Tower REITs are one of the key REIT sectors benefitting from the ramp-up in technology. “The secular growth we are witnessing in demand is still in its relatively early stages and [it] can persist into the medium term,” Serton observed. Curbo added that strong demand from the wireless carriers due to increased mobile phone usage is expected to persist.
Serton pointed out that the top three tower REITs own about 60% of the total tower structures in the United States, giving them a strong incumbent advantage. “Economics favor the existing three landlords to a significant amount,” he noted.
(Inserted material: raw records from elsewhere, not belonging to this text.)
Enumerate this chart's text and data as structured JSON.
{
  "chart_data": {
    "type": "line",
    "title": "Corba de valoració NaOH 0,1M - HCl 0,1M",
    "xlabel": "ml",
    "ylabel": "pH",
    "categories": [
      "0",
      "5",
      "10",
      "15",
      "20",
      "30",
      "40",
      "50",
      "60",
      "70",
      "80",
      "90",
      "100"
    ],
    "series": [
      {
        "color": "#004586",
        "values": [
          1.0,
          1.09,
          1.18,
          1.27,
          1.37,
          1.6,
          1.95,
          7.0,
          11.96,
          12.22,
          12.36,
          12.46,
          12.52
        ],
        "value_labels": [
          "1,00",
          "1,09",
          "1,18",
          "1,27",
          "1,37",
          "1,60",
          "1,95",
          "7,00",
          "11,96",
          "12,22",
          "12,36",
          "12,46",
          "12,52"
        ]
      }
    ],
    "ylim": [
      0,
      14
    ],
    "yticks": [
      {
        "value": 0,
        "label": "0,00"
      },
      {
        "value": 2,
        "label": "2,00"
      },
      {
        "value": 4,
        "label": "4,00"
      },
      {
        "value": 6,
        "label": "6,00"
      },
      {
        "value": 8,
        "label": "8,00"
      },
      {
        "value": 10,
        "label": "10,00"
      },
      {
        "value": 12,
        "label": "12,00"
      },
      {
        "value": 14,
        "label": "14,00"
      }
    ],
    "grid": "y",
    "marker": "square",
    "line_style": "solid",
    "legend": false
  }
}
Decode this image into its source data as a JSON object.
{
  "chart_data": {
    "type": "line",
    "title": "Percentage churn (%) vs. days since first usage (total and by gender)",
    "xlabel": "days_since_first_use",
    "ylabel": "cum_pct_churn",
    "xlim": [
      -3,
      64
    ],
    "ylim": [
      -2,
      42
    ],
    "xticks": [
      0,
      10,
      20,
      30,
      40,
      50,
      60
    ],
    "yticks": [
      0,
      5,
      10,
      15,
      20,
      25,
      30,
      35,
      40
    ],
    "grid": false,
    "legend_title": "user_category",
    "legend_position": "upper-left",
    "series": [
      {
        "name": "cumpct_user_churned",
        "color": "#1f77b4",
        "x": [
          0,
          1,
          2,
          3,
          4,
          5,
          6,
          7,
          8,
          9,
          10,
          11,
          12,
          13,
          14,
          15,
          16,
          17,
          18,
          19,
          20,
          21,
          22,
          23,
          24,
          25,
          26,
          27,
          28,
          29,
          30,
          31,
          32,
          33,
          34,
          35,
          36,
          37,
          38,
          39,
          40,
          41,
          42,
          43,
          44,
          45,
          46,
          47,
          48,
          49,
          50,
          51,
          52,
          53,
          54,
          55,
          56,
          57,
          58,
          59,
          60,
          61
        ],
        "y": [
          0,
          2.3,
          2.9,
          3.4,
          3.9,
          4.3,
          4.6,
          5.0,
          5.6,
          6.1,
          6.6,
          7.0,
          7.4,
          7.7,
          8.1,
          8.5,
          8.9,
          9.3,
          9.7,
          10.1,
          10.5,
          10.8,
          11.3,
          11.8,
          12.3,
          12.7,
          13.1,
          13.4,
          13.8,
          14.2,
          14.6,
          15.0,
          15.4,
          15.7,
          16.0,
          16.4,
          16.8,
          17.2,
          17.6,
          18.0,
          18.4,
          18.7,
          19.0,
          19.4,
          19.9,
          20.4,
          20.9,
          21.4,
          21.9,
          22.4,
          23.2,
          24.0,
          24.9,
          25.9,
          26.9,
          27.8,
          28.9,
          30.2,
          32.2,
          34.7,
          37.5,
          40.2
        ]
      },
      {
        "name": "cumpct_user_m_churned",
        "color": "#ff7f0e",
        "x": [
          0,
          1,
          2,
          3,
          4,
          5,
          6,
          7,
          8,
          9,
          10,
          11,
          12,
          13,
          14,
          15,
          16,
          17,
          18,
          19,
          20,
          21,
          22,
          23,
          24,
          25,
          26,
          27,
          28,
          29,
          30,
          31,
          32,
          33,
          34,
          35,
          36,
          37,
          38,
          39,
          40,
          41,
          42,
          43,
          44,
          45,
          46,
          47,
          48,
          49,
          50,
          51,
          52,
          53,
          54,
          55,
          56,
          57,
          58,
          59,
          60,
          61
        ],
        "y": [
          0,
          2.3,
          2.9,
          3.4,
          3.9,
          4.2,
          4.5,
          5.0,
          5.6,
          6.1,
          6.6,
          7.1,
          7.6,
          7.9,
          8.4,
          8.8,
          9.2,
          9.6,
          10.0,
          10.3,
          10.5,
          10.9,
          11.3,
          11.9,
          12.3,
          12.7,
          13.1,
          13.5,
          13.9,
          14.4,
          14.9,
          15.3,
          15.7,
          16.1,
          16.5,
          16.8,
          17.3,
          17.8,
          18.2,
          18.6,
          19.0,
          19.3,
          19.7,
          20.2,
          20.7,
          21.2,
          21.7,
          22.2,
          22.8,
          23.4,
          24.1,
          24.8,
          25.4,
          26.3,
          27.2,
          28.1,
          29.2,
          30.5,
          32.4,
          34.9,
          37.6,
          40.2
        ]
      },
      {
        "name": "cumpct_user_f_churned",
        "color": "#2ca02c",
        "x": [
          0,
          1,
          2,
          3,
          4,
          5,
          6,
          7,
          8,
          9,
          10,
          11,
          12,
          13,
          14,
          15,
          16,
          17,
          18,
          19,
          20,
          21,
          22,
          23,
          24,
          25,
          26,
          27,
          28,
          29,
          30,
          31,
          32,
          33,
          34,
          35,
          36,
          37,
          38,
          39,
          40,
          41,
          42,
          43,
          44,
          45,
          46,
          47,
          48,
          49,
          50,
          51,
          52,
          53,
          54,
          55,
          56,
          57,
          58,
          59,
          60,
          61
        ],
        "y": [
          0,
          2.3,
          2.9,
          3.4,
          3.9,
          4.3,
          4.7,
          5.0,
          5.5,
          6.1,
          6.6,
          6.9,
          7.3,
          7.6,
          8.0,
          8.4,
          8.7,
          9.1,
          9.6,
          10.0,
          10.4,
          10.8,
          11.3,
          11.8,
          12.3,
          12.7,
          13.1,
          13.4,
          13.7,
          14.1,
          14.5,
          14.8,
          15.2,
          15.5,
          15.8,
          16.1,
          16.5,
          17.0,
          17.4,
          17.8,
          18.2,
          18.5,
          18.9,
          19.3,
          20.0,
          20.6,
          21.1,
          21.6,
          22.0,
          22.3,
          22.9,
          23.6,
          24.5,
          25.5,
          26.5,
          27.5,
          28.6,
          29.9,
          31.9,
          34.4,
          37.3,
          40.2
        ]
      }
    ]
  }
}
One possible threat to the tower REITs would be from the proposed merger between Sprint and T-Mobile, Serton said. “There’s been a clear inverse correlation between tower REIT performance and carrier consolidation,” he said. The merger is currently undergoing regulatory review.
Turning to data centers, Curbo noted that demand continues to outpace supply in the U.S. Supply growth outside the U.S. has occurred at a relatively slower pace, he added, resulting in good growth prospects in Europe and Asia. Serton, meanwhile, pointed out that speculative development in the data center sector remains low.
A key trend in the industrial sector, meanwhile, is the development seen in and around urban areas. That’s increasing capital expenditure for REITs, according to Serton. He added that in the coming years he expects to see more development of multistory warehouse facilities, in line with Prologis, Inc.’s (NYSE: PLD) new multistory development in Seattle.